Costa Rica. Bess feels a kick to the gut.

“Look, maybe I’m wrong,” Evan says. “Even if I was around, you’d hardly want to introduce Mr. Fancy-pants to your random townie ex-boyfriend. Best to keep the locals on the down low.”

“Please,” Bess says, and lets her eyes skip away. “I told him plenty about you. Plen-ty.”

Evan doesn’t really think that, does he?

Evan doesn’t truly believe that he is some boyfriend from the closet of the unmentionable and denied? Bess has those types from college, to be sure, but her only remorse about Evan is in how it ended. Or didn’t end. Or whatever it was that happened.

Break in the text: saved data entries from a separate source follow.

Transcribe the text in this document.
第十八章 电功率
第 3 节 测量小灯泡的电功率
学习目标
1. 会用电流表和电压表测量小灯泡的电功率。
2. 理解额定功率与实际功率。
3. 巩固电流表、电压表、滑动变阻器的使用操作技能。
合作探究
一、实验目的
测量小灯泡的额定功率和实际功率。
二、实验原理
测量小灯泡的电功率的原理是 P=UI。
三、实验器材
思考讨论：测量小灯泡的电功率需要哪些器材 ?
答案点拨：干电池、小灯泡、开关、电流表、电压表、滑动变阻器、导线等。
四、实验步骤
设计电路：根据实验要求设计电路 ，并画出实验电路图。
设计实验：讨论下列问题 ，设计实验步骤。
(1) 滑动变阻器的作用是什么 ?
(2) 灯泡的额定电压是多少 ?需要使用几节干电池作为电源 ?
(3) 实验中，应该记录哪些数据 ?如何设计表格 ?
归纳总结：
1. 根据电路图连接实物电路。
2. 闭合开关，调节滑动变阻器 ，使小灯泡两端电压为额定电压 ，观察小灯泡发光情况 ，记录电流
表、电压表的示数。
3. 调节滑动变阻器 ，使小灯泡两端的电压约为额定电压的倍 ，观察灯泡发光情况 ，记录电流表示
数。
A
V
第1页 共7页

Bess chose Boston College for undergrad because it was closest to home, and therefore closest to him. She thought they had some unspoken agreement, but then Evan left. He went to Costa Rica for a summer, which turned into six years once he found a native to shack up with. The woman was Latin and glorious and sent a ripple of envy through every male who’d been bred on the island. Son of a gun, Evan Mayhew leapfrogged them all.

When Evan showed up at Bess’s wedding, she wasn’t sure if he’d come on a plane or from across the street.

“Oh no, he’s been back for years,” some now nameless and faceless Nantucketer told Bess as they waited for refills of wine.

“What happened?” Bess asked whoever it was.